Panóptico
Por: Hervey Rivera / @herveyrivera
El término mafia tuvo sus orígenes en la región de Sicilia o de la Toscana, ya consignado en diccionarios de dialecto siciliano desde 1868 (Calvi, 2004: 15), “con dos efes, maffia alude a una sociedad secreta de Sicilia y se considera una derivación del árabe maehfil que quiere decir reunión o lugar de reunión” (Campbell, 2004: 137). Hobsbawm (2014) señala en un extraordinario ensayo a los bandidos como individuos que se mueven al margen del poder político y no se someten a este.
Históricamente sus integrantes se ubican en esas regiones de Italia, como intermediarios entre latifundistas y campesinos, quienes servían al primero, y garantizaban la cantidad y calidad de las siembras, el cobro de rentas y los impuestos (Mastropaolo, 1998: 921).

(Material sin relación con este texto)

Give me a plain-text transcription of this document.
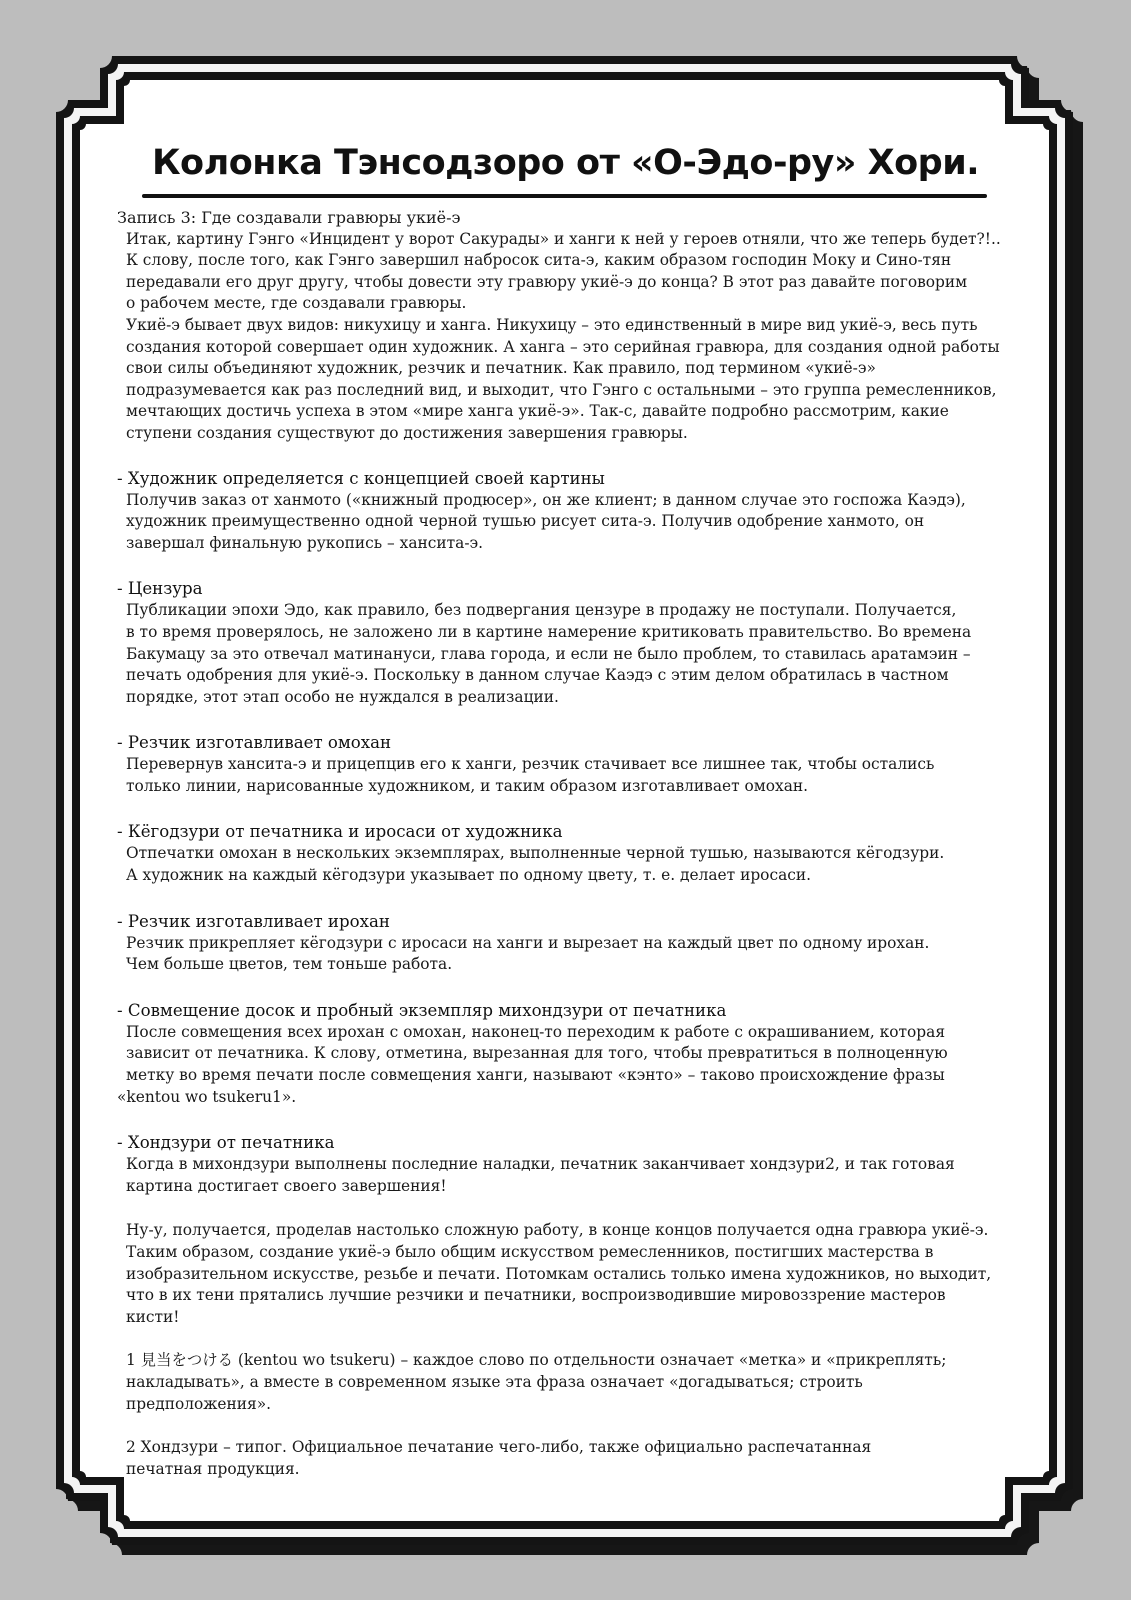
Колонка Тэнсодзоро от «О-Эдо-ру» Хори.

Запись 3: Где создавали гравюры укиё-э

Итак, картину Гэнго «Инцидент у ворот Сакурады» и ханги к ней у героев отняли, что же теперь будет?!..
К слову, после того, как Гэнго завершил набросок сита-э, каким образом господин Моку и Сино-тян
передавали его друг другу, чтобы довести эту гравюру укиё-э до конца? В этот раз давайте поговорим
о рабочем месте, где создавали гравюры.
Укиё-э бывает двух видов: никухицу и ханга. Никухицу – это единственный в мире вид укиё-э, весь путь
создания которой совершает один художник. А ханга – это серийная гравюра, для создания одной работы
свои силы объединяют художник, резчик и печатник. Как правило, под термином «укиё-э»
подразумевается как раз последний вид, и выходит, что Гэнго с остальными – это группа ремесленников,
мечтающих достичь успеха в этом «мире ханга укиё-э». Так-с, давайте подробно рассмотрим, какие
ступени создания существуют до достижения завершения гравюры.
- Художник определяется с концепцией своей картины
Получив заказ от ханмото («книжный продюсер», он же клиент; в данном случае это госпожа Каэдэ),
художник преимущественно одной черной тушью рисует сита-э. Получив одобрение ханмото, он
завершал финальную рукопись – хансита-э.
- Цензура
Публикации эпохи Эдо, как правило, без подвергания цензуре в продажу не поступали. Получается,
в то время проверялось, не заложено ли в картине намерение критиковать правительство. Во времена
Бакумацу за это отвечал матинануси, глава города, и если не было проблем, то ставилась аратамэин –
печать одобрения для укиё-э. Поскольку в данном случае Каэдэ с этим делом обратилась в частном
порядке, этот этап особо не нуждался в реализации.
- Резчик изготавливает омохан
Перевернув хансита-э и прицепцив его к ханги, резчик стачивает все лишнее так, чтобы остались
только линии, нарисованные художником, и таким образом изготавливает омохан.
- Кёгодзури от печатника и иросаси от художника
Отпечатки омохан в нескольких экземплярах, выполненные черной тушью, называются кёгодзури.
А художник на каждый кёгодзури указывает по одному цвету, т. е. делает иросаси.
- Резчик изготавливает ирохан
Резчик прикрепляет кёгодзури с иросаси на ханги и вырезает на каждый цвет по одному ирохан.
Чем больше цветов, тем тоньше работа.
- Совмещение досок и пробный экземпляр михондзури от печатника
После совмещения всех ирохан с омохан, наконец-то переходим к работе с окрашиванием, которая
зависит от печатника. К слову, отметина, вырезанная для того, чтобы превратиться в полноценную
метку во время печати после совмещения ханги, называют «кэнто» – таково происхождение фразы
«kentou wo tsukeru1».
- Хондзури от печатника
Когда в михондзури выполнены последние наладки, печатник заканчивает хондзури2, и так готовая
картина достигает своего завершения!
Ну-у, получается, проделав настолько сложную работу, в конце концов получается одна гравюра укиё-э.
Таким образом, создание укиё-э было общим искусством ремесленников, постигших мастерства в
изобразительном искусстве, резьбе и печати. Потомкам остались только имена художников, но выходит,
что в их тени прятались лучшие резчики и печатники, воспроизводившие мировоззрение мастеров
кисти!
1 見当をつける (kentou wo tsukeru) – каждое слово по отдельности означает «метка» и «прикреплять;
накладывать», а вместе в современном языке эта фраза означает «догадываться; строить
предположения».
2 Хондзури – типог. Официальное печатание чего-либо, также официально распечатанная
печатная продукция.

La raíz histórica de la mafia se asocia a la explotación y el parasitismo, a una sociedad secreta con códigos de honor y normas internas, sus integrantes se denominan a sí mismos como “hombres de honor” y en su conjunto como “honorable sociedad”, permea donde el tejido social se muestra endeble.
Prácticamente todos los especialistas en el tema identifican que son tres las organizaciones mafiosas originarias de Italia: Cosa Nostra (Sicilia), ‘Ndrangueta (Calabria) y Camorra (Nápoles).
Es claro que el origen del término se encuentra en Italia, entre las tres organizaciones que se disputan la paternidad del mismo.
Calvi, Fabrizio. (2004). El misterio de la mafia. Barcelona: Gedisa.
Campbell, Federico (2004). La memoria de Sciascia. México: Fondo de Cultura Económica.
Hobsbawm, Eric. (2001). Banidos. Barcelona: Crítica.
Mastropaolo, Alfio. (1998). Mafia en Diccionario de Política, Bobbio Norberto, Matteucci Nicola y Pasquino Gianfranco. México: Fondo de Cultura Económica.